Throughout Friday’s procedure, Lightfoot communicated by microphone with members of his medical team, including fellow urologist Dr. Timothy Kresowik.

Following his partner’s lead, he replaced tools on the robotic arms, suctioned fluids from Enburg’s abdomen and placed surgical clips in certain places where Lightfoot made cuts.

“We trade off,” Kresowik said. “Some days I’m on the console and some days he’s on the console.”

Robotic surgery

Using the da Vinci Surgical System, a medical team completed a prostatectomy Friday at Genesis Medical Center-East Rusholme Street, Davenport. 

Because the prostate, a walnut-sized gland, is positioned between the bladder and the penis, Lightfoot had to clear fat tissue surrounding Enburg’s bladder before puncturing it to access the prostate.

At 8:33 a.m., 50 minutes after the first abdominal incision was made, Enburg’s prostate was removed.

The urologists then removed potentially cancerous pelvic lymph nodes. Reconstruction of the area, the most technical and time-consuming part of the procedure, followed. The surgeons mended severed tissues and closed the gap between the bladder and urethra, a necessary step that improves the patient’s continence.
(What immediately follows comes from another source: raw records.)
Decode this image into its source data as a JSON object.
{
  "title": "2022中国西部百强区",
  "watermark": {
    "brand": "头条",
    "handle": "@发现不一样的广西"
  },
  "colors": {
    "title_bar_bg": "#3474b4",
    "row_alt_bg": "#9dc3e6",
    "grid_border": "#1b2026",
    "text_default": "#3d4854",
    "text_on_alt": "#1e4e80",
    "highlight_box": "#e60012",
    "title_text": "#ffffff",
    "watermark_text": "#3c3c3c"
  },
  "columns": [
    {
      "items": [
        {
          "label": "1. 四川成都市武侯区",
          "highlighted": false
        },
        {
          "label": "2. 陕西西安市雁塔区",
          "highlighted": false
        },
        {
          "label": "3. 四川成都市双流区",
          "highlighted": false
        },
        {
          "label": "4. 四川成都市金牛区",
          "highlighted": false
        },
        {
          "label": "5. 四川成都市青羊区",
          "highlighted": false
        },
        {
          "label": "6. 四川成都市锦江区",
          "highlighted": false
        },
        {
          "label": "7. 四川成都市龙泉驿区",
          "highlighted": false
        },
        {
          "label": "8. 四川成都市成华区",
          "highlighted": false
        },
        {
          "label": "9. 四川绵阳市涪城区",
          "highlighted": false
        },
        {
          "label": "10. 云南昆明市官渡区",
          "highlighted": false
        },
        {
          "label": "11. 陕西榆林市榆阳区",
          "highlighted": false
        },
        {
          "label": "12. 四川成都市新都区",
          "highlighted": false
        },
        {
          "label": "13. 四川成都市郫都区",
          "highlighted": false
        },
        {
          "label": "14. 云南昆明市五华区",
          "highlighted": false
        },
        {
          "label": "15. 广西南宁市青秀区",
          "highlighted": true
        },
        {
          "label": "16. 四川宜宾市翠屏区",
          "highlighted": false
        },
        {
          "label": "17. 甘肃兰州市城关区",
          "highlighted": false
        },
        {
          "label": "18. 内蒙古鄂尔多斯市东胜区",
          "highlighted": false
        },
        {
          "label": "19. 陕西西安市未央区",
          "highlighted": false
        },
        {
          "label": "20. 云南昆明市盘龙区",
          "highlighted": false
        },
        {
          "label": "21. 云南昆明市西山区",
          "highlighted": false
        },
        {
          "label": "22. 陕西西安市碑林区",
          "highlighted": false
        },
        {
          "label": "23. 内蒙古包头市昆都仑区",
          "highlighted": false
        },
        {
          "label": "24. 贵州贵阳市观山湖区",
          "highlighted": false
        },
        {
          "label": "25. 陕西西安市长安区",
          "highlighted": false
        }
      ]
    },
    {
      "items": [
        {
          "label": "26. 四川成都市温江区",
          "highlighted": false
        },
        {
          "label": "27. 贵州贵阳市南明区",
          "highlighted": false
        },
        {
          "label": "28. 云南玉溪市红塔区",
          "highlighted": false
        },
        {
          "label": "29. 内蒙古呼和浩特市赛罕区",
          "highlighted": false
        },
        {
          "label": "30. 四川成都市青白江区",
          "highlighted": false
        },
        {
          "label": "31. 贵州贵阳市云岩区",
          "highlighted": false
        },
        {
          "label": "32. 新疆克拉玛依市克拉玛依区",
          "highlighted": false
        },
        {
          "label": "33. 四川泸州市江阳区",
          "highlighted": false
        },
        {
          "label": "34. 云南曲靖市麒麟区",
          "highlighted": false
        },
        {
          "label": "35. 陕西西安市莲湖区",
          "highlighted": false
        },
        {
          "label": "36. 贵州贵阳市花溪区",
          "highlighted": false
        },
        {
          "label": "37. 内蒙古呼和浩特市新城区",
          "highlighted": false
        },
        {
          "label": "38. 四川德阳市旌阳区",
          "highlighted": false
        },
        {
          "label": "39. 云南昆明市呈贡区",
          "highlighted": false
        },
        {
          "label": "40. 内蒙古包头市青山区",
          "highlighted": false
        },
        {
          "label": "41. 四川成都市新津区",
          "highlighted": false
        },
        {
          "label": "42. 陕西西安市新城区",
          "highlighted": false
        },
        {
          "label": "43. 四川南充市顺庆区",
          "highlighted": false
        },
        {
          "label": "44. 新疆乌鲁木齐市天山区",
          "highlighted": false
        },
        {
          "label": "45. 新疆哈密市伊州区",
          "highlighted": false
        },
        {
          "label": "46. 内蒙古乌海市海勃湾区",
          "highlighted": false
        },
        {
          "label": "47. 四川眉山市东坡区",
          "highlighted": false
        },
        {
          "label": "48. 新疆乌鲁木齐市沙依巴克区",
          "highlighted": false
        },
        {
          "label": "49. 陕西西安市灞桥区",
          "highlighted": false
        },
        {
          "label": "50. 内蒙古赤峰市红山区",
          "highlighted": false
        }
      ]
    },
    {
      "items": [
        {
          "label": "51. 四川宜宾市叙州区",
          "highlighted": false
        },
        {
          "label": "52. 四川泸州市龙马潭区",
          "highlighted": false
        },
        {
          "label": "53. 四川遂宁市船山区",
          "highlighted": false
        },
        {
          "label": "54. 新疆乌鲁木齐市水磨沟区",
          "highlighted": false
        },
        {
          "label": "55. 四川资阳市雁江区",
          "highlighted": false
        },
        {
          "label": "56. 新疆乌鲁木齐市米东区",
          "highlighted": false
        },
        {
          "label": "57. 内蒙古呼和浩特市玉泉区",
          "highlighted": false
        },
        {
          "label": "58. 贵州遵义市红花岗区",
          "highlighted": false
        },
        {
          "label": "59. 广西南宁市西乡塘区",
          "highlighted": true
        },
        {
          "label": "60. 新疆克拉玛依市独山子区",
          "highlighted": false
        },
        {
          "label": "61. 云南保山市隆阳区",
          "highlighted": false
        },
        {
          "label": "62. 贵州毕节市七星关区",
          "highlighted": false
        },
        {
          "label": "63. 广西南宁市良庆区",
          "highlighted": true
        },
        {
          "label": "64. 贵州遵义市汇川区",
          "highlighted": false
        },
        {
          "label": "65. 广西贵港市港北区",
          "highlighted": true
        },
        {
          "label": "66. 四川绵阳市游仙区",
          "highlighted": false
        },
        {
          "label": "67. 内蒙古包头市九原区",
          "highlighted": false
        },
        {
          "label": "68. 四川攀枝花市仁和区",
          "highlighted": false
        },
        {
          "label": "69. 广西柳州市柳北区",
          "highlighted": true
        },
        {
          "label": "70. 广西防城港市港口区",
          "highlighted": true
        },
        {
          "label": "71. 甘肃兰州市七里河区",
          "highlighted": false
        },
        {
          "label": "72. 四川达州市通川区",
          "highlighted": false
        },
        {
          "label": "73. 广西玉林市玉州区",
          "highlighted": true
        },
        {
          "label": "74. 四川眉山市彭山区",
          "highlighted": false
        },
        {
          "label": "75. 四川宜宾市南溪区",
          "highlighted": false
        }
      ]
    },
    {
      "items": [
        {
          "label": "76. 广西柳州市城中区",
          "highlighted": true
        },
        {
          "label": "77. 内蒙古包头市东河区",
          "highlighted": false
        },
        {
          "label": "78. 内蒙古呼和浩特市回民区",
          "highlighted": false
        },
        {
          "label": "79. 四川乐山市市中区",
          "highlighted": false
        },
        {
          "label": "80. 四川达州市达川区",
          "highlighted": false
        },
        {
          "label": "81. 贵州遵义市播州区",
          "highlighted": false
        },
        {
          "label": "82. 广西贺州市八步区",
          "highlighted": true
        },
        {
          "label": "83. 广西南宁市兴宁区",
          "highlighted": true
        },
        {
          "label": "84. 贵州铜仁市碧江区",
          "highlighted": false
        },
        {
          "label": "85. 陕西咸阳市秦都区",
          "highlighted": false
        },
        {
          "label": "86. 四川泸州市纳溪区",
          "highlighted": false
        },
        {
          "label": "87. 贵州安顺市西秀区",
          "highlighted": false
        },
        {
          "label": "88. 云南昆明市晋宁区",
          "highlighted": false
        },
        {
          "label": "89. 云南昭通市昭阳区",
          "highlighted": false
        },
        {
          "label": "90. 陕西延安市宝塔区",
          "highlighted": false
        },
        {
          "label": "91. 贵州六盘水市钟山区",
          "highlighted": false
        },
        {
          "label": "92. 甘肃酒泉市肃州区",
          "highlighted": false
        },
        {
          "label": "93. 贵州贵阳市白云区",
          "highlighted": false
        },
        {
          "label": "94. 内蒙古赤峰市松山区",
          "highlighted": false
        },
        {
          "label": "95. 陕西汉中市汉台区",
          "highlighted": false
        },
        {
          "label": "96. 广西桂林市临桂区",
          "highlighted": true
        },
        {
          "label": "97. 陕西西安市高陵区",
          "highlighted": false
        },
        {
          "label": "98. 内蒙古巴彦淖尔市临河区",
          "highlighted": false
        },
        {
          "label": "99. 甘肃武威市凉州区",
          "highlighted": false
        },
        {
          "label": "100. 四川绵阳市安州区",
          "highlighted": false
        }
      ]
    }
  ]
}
“Even though it takes longer, in my eyes, it’s a much safer procedure,” said anesthesiologist Dr. Ilya Volfson, who accompanied Kresowik and Lightfoot in the operating room.

Controlling pain during and after these procedures is easier, too, he said.

“A lot of times these patients are much less at risk of developing a narcotic dependence,” Volfson said.

'He's forever with me'

Lightfoot sat up from the da Vinci system at 9:08 a.m., washed his hands, donned gloves and joined Kresowik at the operating table. After cleaning and suturing Enburg’s abdomen, they injected a long-acting local anesthetic into his belly.

The gloves came off at 9:24 a.m.

Lightfoot predicted the cancer was contained within the prostate. He will see Enburg every three months for the next two years and every six months after that. They will monitor the level of prostate-specific antigen, or PSA, in his blood and address any other issues, primarily incontinence and erectile dysfunction.

“He’s forever with me,” Lightfoot said, before meeting Enburg’s wife, Carla, in the waiting room. “I’m very happy with how things went.”